Rising to the challenge


Despite working under multiple constraints, Canadian filmmaker Ruba Nadda has pulled off a remarkable feat.

In an industry where women are often not taken seriously and securing financing is a continuous challenge, Nadda was determined to make a feature film in the Egyptian city of Cairo; she became the first North American to do so.

And with her October-release Cairo Time, it seems as if Nadda’s strength and resolve has paid off.

When it premiered at the Toronto International Film Festival (TIFF) in September, Cairo Time was awarded the Best Canadian Feature Film and has been receiving both critical acclaim and audience praise since it opened across Canada earlier this month.

“There’s always movies that critics love and there’s always movies that audiences love, and you talk to any filmmaker and the thing that is more meaningful is when audiences get it and in this case we knew right away,” said Nadda in a phone interview with The Cord from her home city of Toronto.

“When it premiered at TIFF we could just feel that it was a real audience [film].”

The entire movie was filmed in Cairo, Egypt; Nadda spoke to the many challenges she encountered abroad, including the constant fear that they would be forced to abandon the project.

“It was just a matter of constantly jumping through hoops trying to figure out how to get through our day without being shut down. It was just crazy, I can’t believe we were able to pull it off, I really can’t,” said Nadda.

“No North American film has been able to pull off shooting in Cairo,” she added.

Nadda explained that many other projects are forced to abandon Cairo and film instead in the nearby Morocco; the lack of order and lawlessness of the state, the bureaucracy and its Islamic roots make it next-to-impossible to actually film in Cairo.

But for Nadda, filming the entire project in the authentic location was essential.

“The story takes place in Cairo, it’s a love letter to Cairo that I had to film it in that city. I think with any other movie we could have cheated a little bit … [but] where you are was just so important that we could not cheat it in this case,” explained Nadda.

“Myself and my crew and my cast, we put everything we have into the movie and I think audiences are so savvy they can see that. They can see when things are authentic.”

The romantic drama stars Patricia Clarkson who plays a magazine editor who travels to Egypt. While waiting for her husband, she has an affair with his friend, who becomes her tour guide during her stay.

Though shot abroad, the film is a Canadian production, which Nadda both wrote and directed.

Nadda explains that though the market is very competitive, the national financing system in Canada has been a great resource for directors like herself to secure funds to ensure that their production of films, like Cairo Time, can go ahead; though Nadda notes that if she could secure money from elsewhere, she would be willing to expand her production to countries other than Canada.

“I’ll always be a Canadian filmmaker because I was born in Canada and I’m very patriotic that way … but I can’t be a snob about where the money comes from. I’ll take it and I’ll make my movie.”
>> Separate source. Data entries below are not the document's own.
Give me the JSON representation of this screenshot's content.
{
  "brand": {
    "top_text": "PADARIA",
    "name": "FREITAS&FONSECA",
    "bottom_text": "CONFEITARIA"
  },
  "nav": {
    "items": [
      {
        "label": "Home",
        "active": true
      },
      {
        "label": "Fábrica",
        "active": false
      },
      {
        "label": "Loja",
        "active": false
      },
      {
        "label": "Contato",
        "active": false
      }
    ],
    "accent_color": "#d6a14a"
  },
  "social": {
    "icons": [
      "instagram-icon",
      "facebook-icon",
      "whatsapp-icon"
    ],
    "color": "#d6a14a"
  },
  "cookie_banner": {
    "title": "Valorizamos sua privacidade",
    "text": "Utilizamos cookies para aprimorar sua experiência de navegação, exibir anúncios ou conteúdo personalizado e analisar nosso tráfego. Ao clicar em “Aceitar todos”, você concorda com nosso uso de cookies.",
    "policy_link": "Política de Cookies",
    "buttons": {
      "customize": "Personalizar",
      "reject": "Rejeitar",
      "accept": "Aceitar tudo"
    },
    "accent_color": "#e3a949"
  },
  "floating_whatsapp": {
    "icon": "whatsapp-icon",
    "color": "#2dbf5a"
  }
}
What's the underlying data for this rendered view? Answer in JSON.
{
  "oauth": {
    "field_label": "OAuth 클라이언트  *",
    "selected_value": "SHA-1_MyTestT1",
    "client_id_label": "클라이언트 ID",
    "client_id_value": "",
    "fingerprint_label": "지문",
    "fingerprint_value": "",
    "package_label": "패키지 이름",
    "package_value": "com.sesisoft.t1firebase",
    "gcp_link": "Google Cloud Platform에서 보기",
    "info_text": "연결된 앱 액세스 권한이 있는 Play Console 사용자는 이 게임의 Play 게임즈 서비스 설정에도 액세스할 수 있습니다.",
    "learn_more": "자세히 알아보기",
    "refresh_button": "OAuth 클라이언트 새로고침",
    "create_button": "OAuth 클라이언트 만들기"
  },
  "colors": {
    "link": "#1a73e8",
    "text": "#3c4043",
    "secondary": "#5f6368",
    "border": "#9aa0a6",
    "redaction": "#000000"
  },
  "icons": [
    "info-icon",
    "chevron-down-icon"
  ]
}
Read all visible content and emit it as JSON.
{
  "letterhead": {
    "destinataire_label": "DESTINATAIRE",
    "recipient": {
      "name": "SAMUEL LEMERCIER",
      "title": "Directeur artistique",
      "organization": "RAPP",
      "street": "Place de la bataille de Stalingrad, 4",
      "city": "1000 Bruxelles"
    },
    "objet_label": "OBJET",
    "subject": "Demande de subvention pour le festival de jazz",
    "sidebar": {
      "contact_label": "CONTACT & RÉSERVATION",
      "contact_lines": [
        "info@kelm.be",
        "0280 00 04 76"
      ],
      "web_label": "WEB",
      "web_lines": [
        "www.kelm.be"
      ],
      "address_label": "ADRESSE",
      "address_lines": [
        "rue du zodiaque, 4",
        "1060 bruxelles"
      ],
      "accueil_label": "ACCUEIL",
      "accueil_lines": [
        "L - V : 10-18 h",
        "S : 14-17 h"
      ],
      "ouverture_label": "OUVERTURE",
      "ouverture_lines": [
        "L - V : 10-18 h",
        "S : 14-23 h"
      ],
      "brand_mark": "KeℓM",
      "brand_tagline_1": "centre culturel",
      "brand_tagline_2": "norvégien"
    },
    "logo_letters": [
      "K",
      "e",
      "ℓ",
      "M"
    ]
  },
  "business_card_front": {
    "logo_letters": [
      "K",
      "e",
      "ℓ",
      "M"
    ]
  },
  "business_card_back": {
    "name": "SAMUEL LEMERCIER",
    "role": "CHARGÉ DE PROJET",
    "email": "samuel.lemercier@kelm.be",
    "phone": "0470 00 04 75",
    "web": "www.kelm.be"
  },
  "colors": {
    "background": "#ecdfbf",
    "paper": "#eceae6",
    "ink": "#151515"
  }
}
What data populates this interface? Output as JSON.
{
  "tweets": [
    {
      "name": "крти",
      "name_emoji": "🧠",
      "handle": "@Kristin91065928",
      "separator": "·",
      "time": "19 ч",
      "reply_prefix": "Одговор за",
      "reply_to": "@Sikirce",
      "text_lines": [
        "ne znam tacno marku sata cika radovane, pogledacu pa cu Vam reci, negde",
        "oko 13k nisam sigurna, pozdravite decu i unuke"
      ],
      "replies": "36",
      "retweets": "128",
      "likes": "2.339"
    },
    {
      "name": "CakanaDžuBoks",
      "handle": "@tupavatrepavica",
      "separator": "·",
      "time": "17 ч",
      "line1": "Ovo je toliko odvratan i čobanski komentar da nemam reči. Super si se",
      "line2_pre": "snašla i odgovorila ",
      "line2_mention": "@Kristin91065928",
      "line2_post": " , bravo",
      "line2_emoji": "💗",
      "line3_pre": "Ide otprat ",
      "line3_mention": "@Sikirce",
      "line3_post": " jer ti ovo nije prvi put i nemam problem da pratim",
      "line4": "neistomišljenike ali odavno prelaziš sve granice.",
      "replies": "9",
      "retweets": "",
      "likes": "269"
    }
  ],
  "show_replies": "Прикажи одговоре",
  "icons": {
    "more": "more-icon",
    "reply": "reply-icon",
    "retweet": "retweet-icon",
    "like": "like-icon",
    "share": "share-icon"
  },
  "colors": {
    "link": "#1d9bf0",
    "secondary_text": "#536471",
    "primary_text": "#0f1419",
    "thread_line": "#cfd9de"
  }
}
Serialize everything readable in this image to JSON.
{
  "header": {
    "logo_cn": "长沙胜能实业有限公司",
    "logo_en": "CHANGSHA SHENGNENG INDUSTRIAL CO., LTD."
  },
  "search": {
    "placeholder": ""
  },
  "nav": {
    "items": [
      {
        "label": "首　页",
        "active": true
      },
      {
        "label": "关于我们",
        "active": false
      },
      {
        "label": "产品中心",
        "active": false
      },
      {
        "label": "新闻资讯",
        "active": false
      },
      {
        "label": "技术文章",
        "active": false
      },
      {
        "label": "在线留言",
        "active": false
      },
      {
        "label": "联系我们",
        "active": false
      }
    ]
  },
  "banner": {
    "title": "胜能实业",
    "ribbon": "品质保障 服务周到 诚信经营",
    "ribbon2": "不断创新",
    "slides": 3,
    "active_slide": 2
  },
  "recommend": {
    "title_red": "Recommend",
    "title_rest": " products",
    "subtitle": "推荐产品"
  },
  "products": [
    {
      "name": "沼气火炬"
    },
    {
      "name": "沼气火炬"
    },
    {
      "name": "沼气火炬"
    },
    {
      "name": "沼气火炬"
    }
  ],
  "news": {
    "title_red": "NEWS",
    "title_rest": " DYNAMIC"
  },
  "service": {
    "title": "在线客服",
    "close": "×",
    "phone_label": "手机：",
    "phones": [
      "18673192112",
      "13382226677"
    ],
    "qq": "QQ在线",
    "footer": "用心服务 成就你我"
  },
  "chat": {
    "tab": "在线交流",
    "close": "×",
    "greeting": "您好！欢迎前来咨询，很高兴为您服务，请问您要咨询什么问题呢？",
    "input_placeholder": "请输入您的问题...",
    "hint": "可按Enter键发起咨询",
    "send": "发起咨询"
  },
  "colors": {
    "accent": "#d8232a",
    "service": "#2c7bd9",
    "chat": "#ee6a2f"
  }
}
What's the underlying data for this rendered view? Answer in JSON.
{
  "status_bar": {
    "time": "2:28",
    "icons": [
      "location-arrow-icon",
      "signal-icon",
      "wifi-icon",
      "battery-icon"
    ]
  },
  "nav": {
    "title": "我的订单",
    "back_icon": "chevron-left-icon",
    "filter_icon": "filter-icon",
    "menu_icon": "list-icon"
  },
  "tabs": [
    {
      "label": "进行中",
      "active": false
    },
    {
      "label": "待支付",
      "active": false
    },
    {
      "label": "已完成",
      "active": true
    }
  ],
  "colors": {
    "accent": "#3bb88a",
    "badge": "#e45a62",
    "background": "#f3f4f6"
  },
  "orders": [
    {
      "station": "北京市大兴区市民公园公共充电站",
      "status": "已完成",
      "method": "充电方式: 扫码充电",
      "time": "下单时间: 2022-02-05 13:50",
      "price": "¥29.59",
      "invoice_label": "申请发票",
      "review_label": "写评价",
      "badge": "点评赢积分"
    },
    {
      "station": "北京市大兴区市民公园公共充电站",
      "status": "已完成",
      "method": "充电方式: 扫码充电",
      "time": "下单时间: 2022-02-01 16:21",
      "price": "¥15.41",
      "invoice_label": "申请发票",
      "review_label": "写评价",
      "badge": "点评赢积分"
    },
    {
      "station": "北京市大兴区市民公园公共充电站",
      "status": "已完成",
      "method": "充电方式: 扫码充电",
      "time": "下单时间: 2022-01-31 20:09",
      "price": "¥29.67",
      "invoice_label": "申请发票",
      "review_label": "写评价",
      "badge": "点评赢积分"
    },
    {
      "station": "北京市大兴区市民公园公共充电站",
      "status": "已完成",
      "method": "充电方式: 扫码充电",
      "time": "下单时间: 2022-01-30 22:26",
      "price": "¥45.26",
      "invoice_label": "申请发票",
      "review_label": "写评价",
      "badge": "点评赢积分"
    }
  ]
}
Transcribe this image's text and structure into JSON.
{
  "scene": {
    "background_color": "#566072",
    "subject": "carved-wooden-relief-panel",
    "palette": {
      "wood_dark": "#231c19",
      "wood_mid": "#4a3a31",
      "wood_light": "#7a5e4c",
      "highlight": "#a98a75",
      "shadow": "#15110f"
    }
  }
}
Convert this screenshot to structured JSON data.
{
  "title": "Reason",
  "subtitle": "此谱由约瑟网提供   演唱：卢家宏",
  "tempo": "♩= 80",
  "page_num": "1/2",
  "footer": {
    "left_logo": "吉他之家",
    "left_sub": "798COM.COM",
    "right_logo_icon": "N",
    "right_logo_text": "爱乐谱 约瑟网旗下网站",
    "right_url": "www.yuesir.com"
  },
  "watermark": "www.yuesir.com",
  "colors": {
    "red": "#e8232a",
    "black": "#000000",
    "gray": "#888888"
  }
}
Interestingly enough, Nadda explains that though she faces several challenges working as a filmmaker, the biggest obstacle she has faced in the industry is her gender.

“The challenge is more being a woman than being a Canadian filmmaker,” said Nadda.

Noting that it’s hard for her as a female – and a female who looks very young, despite the fact that she is 36 – Nadda feels that it’s often difficult to get the “old boys club” to take her seriously.

“That’s always the problem I’ve had, going into meetings and being taken seriously and [convincing financers that] ‘Yes I can pull this off’ and ‘Yes we’ll have a movie at the end of the day.’”

Despite the challenges females are experiencing in the film industry, Nadda is hopeful that as women continue to produce strong movies, the mindset will evolve and more confidence will be given to her female peers.

“There’s definitely been a slow shift of change to have more women directing and getting recognition, slowly,” said Nadda.

Ruba Nadda will be speaking at the Waterloo premier of Cairo Time this Friday. There will be screenings taking place at both 7 p.m. and 9:20 p.m. at the Princess Twin Cinema.